Ontario pharmacies allowed to expand medical services

* Ontario pharmacists now allowed to renew prescriptions

* Government will pay C$7.50 per patient for flu shots

* Industry association to push for other payments

* Despite lobbying, new services have lagged drug price cuts

TORONTO, Oct 9 (Reuters) - Pharmacists in the Canadian province of Ontario have been granted the right to administer flu shots, renew prescriptions and perform other healthcare services that could help offset revenue lost through provincial curbs on generic drug prices.

The changes, announced on Tuesday on an Ontario government news site, could benefit Shoppers Drug Mart Corp and other chains which have lobbied for a greater role in the province's publicly funded healthcare system.

"It's been a struggle to get it moved forward, the implementation, so we're very pleased," said Dennis Darby, chief executive of the Ontario Pharmacists' Association.

In recent years, new provincial curbs on prices and reimbursement rules for generic drugs has held back prescription revenue growth at Shoppers and rivals such as Quebec-based Jean Coutu Group Inc . New services could boost earnings over the long run.

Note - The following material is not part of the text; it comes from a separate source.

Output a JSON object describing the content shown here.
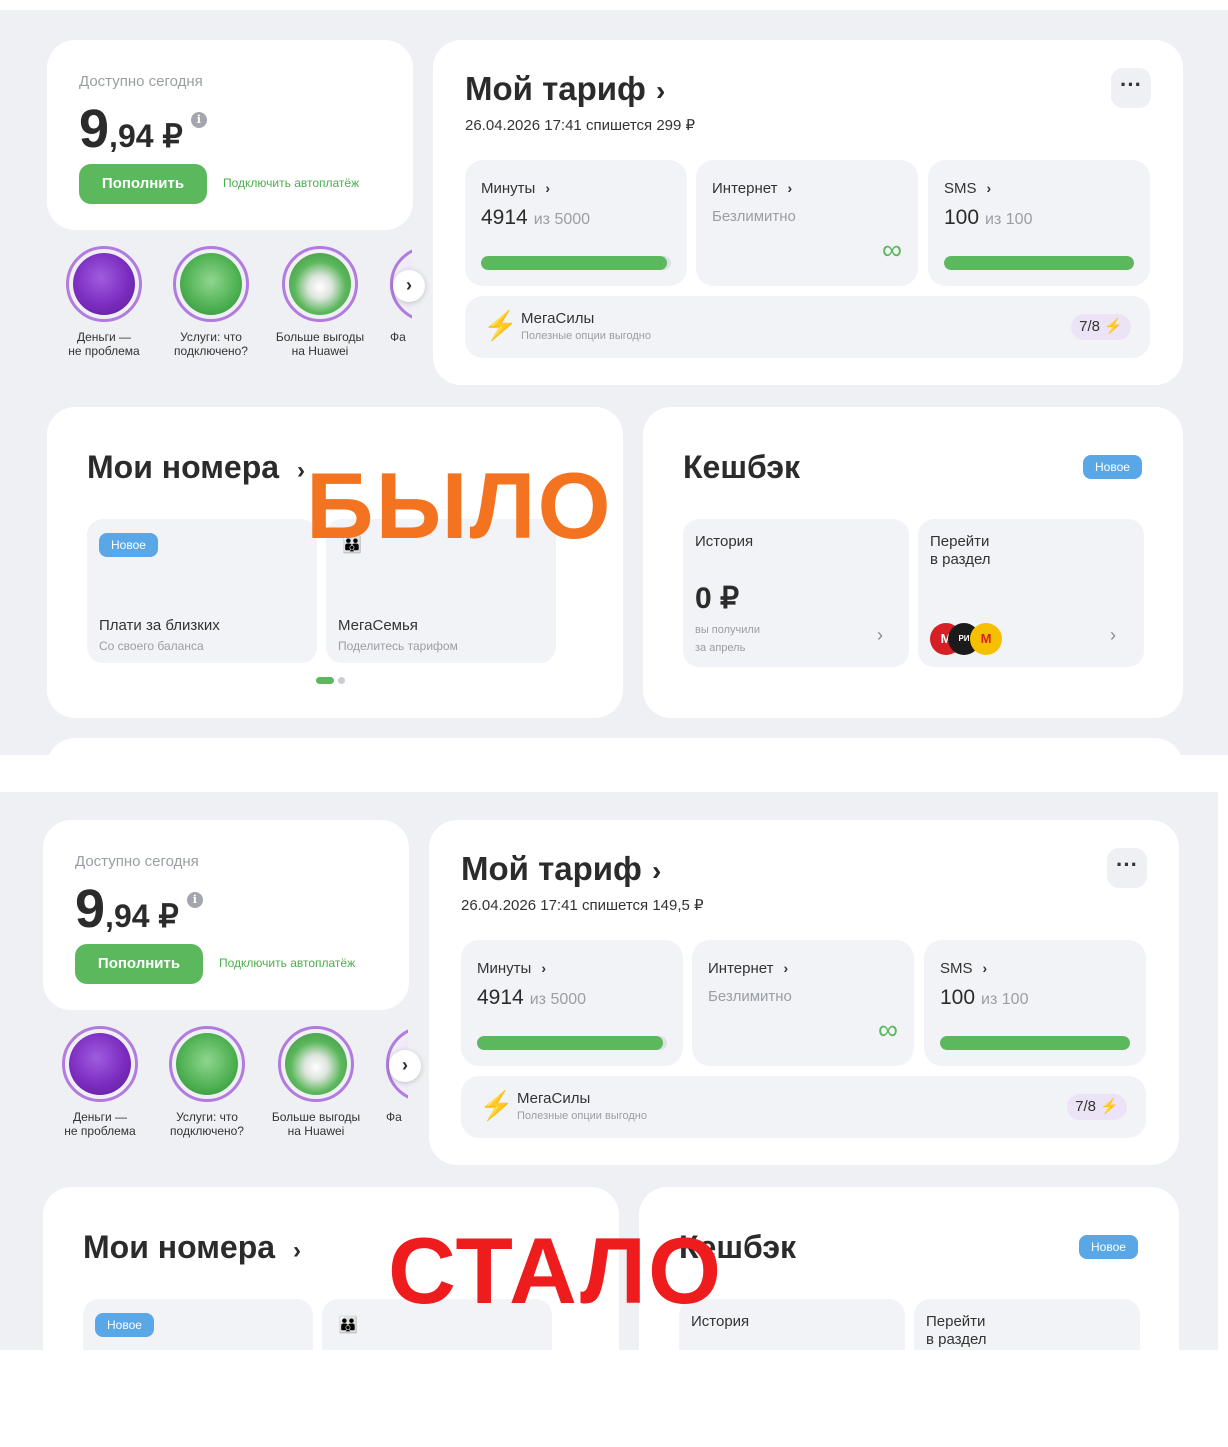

Ontario has agreed to pay pharmacies C$7.50 for every flu shot administered, which Darby says will roughly cover costs. The vaccine itself is free, thanks to a provincial program that pays for flu shots for all residents.

In a release, Shoppers said it would run flu clinics in more than 460 stores starting Oct. 15. Ontario is its biggest market. But Darby said pharmacies will only have access to 100,000 doses in the first year of the program.

The province has not promised to pay for any of the other new services. Negotiating more payments is a priority, Darby said: "I'm very hopeful."

Asked whether the government might consider more payments, government spokeswoman Zita Astravas said, "not at this time." She noted that pharmacies are allowed to charge patients a small fee for the services, though not for flu shots.

Under the new regulations, pharmacists can prescribe drugs to help patients quit smoking, demonstrate the use of blood glucose monitors, or show them how to inject themselves with substances like vitamin B12 by administering the first dose.